Among the changes on the cards is the introduction of large cargo scanners at the Port of Mombasa that are expected to improve customs capacity to inspect suspect cargo, without physically stripping of containers. 

The agency also plans to install passenger baggage scanners at the Jomo Kenyatta International Airport (JKIA) arrivals lounge in the next four months.

KRA is yet to release the revenue collection results for the first quarter of the current financial year but Mr Rotich said the agency had missed the target.

The revenue collections have fallen short of the government’s expenditure needs, causing delays in the payment of teachers’ salaries, disbursement of development and county government funds.

Besides the staff vetting, Mr Rotich said the Treasury was introducing new administrative measures to improve tax collection.

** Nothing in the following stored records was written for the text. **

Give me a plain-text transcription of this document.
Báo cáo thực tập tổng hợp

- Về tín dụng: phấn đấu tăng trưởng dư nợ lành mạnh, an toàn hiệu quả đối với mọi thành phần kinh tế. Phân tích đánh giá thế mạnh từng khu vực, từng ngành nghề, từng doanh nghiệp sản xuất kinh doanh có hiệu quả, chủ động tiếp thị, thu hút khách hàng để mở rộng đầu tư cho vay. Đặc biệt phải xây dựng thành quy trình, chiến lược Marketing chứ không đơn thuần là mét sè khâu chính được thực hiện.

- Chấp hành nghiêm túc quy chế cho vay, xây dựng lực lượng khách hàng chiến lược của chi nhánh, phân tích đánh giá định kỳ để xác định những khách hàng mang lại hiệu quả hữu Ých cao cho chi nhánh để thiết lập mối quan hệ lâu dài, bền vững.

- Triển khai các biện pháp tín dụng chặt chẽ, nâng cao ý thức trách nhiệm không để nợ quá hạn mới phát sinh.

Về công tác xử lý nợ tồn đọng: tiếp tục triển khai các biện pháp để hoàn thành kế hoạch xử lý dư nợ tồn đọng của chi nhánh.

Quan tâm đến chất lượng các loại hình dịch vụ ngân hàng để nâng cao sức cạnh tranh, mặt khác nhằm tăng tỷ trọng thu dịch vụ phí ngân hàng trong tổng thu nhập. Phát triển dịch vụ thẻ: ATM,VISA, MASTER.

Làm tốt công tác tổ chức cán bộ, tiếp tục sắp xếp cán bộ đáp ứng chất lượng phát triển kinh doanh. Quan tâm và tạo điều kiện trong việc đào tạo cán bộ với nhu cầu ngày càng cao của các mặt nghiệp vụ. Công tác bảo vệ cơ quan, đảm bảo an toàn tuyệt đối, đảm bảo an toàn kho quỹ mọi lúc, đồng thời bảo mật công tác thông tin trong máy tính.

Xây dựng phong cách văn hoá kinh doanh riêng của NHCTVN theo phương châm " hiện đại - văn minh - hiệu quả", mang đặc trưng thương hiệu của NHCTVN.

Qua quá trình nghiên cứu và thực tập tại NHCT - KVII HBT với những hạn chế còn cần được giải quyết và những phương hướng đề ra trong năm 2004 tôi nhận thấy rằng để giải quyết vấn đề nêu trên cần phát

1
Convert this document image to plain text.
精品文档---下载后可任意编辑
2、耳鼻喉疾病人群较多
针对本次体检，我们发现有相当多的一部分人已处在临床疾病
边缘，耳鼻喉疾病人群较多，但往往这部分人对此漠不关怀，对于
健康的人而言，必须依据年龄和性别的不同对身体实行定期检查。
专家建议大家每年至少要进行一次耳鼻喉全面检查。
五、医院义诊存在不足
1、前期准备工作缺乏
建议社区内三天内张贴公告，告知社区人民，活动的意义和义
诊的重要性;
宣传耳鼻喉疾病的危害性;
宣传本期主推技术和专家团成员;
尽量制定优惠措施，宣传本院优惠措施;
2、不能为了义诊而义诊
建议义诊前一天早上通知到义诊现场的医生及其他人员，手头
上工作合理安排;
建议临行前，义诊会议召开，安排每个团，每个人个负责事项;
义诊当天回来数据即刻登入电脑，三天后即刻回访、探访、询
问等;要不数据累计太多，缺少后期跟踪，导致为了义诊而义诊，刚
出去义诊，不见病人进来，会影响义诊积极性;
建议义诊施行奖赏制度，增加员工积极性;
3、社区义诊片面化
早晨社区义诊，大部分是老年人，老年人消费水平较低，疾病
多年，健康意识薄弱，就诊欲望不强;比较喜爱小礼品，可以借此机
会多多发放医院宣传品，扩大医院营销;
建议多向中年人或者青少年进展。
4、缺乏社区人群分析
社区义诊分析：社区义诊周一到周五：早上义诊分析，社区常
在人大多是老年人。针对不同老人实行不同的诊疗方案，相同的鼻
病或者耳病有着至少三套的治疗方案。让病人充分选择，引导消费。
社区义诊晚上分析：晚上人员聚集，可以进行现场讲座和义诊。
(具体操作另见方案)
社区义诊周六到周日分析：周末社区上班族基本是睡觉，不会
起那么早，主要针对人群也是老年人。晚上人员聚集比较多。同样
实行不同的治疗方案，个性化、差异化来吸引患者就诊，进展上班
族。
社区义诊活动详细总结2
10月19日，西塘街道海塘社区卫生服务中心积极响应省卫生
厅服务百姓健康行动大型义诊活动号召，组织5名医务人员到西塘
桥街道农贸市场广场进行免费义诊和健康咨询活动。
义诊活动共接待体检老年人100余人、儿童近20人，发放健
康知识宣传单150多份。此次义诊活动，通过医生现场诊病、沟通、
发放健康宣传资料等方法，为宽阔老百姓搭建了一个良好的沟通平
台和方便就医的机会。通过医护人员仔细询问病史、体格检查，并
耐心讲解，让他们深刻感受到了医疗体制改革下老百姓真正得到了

Key among them is deeper surveillance of container freight stations (CFS) that will require KRA to monitor goods moving in and out of such facilities to avoid leakages.

The Treasury will also be installing CCTV cameras at the stations to monitor movements especially at night.

CFS will also be required to only put in place approved security measures as opposed to the current scenario where they are responsible for their own security.

“We will be monitoring CFS’ to seal the loopholes by for example doing due diligence before renewal of their licences. Currently, CFS are not required to renew their licences,” Mr Rotich said.